Way to go Libby! I see it as an illustrious Chapter of a Book to be written of your exhaustive Passions as a dogged Activist. R
sky, jl, marilyn -- thanks for wading through my lengthy memoir from 2011 and for your generous support and continuing good will. :-)

Coaxing my own courage. Verbal bravado is one thing. The courage stuff, the deep spiritual stuff, that pump needs priming and ongoing attention by me.

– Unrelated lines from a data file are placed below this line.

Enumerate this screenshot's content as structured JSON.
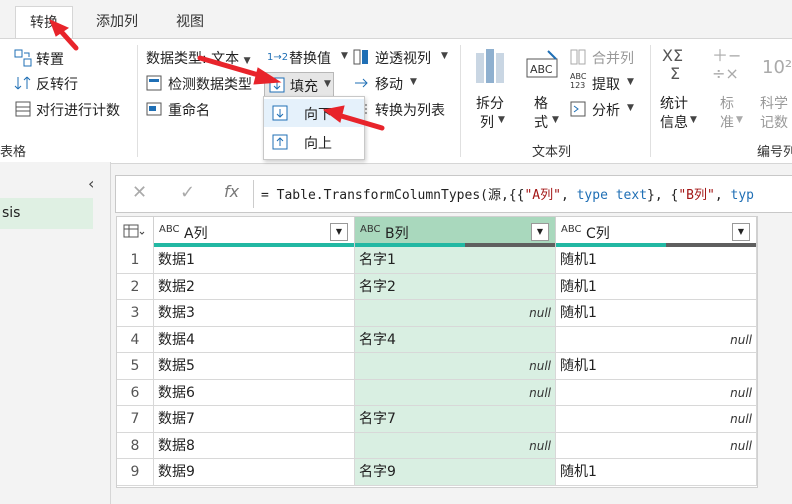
{
  "tabs": [
    {
      "label": "转换",
      "active": true
    },
    {
      "label": "添加列",
      "active": false
    },
    {
      "label": "视图",
      "active": false
    }
  ],
  "ribbon": {
    "table_group": {
      "transpose": "转置",
      "reverse_rows": "反转行",
      "count_rows": "对行进行计数",
      "group_label": "表格"
    },
    "any_column": {
      "data_type": "数据类型: 文本",
      "detect_type": "检测数据类型",
      "rename": "重命名",
      "replace_values": "替换值",
      "fill": "填充",
      "unpivot": "逆透视列",
      "move": "移动",
      "to_list": "转换为列表"
    },
    "text_column": {
      "split": "拆分\n列",
      "split_l1": "拆分",
      "split_l2": "列",
      "format_l1": "格",
      "format_l2": "式",
      "merge": "合并列",
      "extract": "提取",
      "parse": "分析",
      "group_label": "文本列",
      "abc123": "ABC\n123"
    },
    "number_column": {
      "stats_l1": "统计",
      "stats_l2": "信息",
      "standard_l1": "标",
      "standard_l2": "准",
      "sci_l1": "科学",
      "sci_l2": "记数",
      "group_label": "编号列",
      "sci_icon": "10²"
    }
  },
  "fill_menu": {
    "down": "向下",
    "up": "向上"
  },
  "left_panel": {
    "query_name": "sis",
    "collapse_icon": "chevron-left-icon"
  },
  "formula_bar": {
    "prefix": "= Table.TransformColumnTypes(源,{{",
    "a": "\"A列\"",
    "sep1": ", ",
    "type1": "type text",
    "mid": "}, {",
    "b": "\"B列\"",
    "sep2": ", ",
    "type2": "typ",
    "fx": "fx"
  },
  "grid": {
    "columns": [
      {
        "name": "A列",
        "type_icon": "ABC"
      },
      {
        "name": "B列",
        "type_icon": "ABC",
        "selected": true
      },
      {
        "name": "C列",
        "type_icon": "ABC"
      }
    ],
    "rows": [
      {
        "n": "1",
        "a": "数据1",
        "b": "名字1",
        "c": "随机1"
      },
      {
        "n": "2",
        "a": "数据2",
        "b": "名字2",
        "c": "随机1"
      },
      {
        "n": "3",
        "a": "数据3",
        "b": "null",
        "c": "随机1"
      },
      {
        "n": "4",
        "a": "数据4",
        "b": "名字4",
        "c": "null"
      },
      {
        "n": "5",
        "a": "数据5",
        "b": "null",
        "c": "随机1"
      },
      {
        "n": "6",
        "a": "数据6",
        "b": "null",
        "c": "null"
      },
      {
        "n": "7",
        "a": "数据7",
        "b": "名字7",
        "c": "null"
      },
      {
        "n": "8",
        "a": "数据8",
        "b": "null",
        "c": "null"
      },
      {
        "n": "9",
        "a": "数据9",
        "b": "名字9",
        "c": "随机1"
      }
    ]
  },
  "colors": {
    "accent_teal": "#22b8a3",
    "selected_column": "#d9efe2",
    "selected_header": "#a9d8bd",
    "annotation_arrow": "#e8242b"
  }
}
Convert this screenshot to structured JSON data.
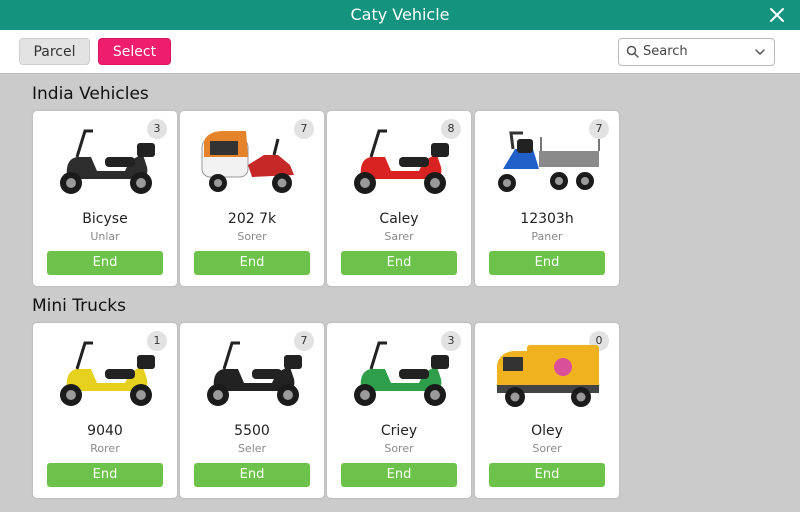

Sharing it here helps!

The more I researched the case of Cecily McMillan the more I thought, there but for the grace of God go I or my friends, or anyone who simply showed up to support a worthy cause and then had their lives turned into a nightmare that kept worsening.

I had a similar scenario to Cecily, nowhere near as high stakes of course, but I endured a traumatic menacing attack and when I complained I was not protected, in fact, the situation was twisted and I became the enemy and the victim yet again this time of those I felt should be my protectors -- but they opted for the path of least resistance because it was politically and economically more convenient for them to frame me as over-reacting and leave me to twist in the wind and deal with the original horror and the horror of their profound betrayal.

The situation was sobering and my faith in bottom-line and common sense justice was shattered. I wanted to fight harder but I had to face down my own economic vulnerability and take it as far as I could and then let go of the good fight in this case for my own self and even my continued safety.

When cronyism and ends justifies the means trumps justice, decency and integrity. When "group-think" eclipses logic. The details of the McMillan case seem so clearly in her favor and yet the authority of the judge and the prosecution and some jury alpha dogs swayed the decision I am guessing. As a "protester" Cecily was "demonized" as a trouble-maker.

When the cops hurt people they get away with it it seems so very much of the time, when someone inadvertently hurts a cop in self-protection, she endures draconian punishment. Cecily's pre-sentencing hearing had 50 cops or so standing around all in lockstep with their crony officer -- to protect him and to demand that political and judicial authority. One can only imagine the gauntlets this woman has had to endure. We only know about the tip of the iceberg but that is pretty horrifying already.

best, libby
Fascinating recounting libby. I felt like I was there alongside you. You make a telling point about the meanness of the authorities and the hypocrisy of complaining about the mess while simultaneously doing their best to deprive the occupiers of bathrooms. I'm sure they were praying that some would use the park for that purpose.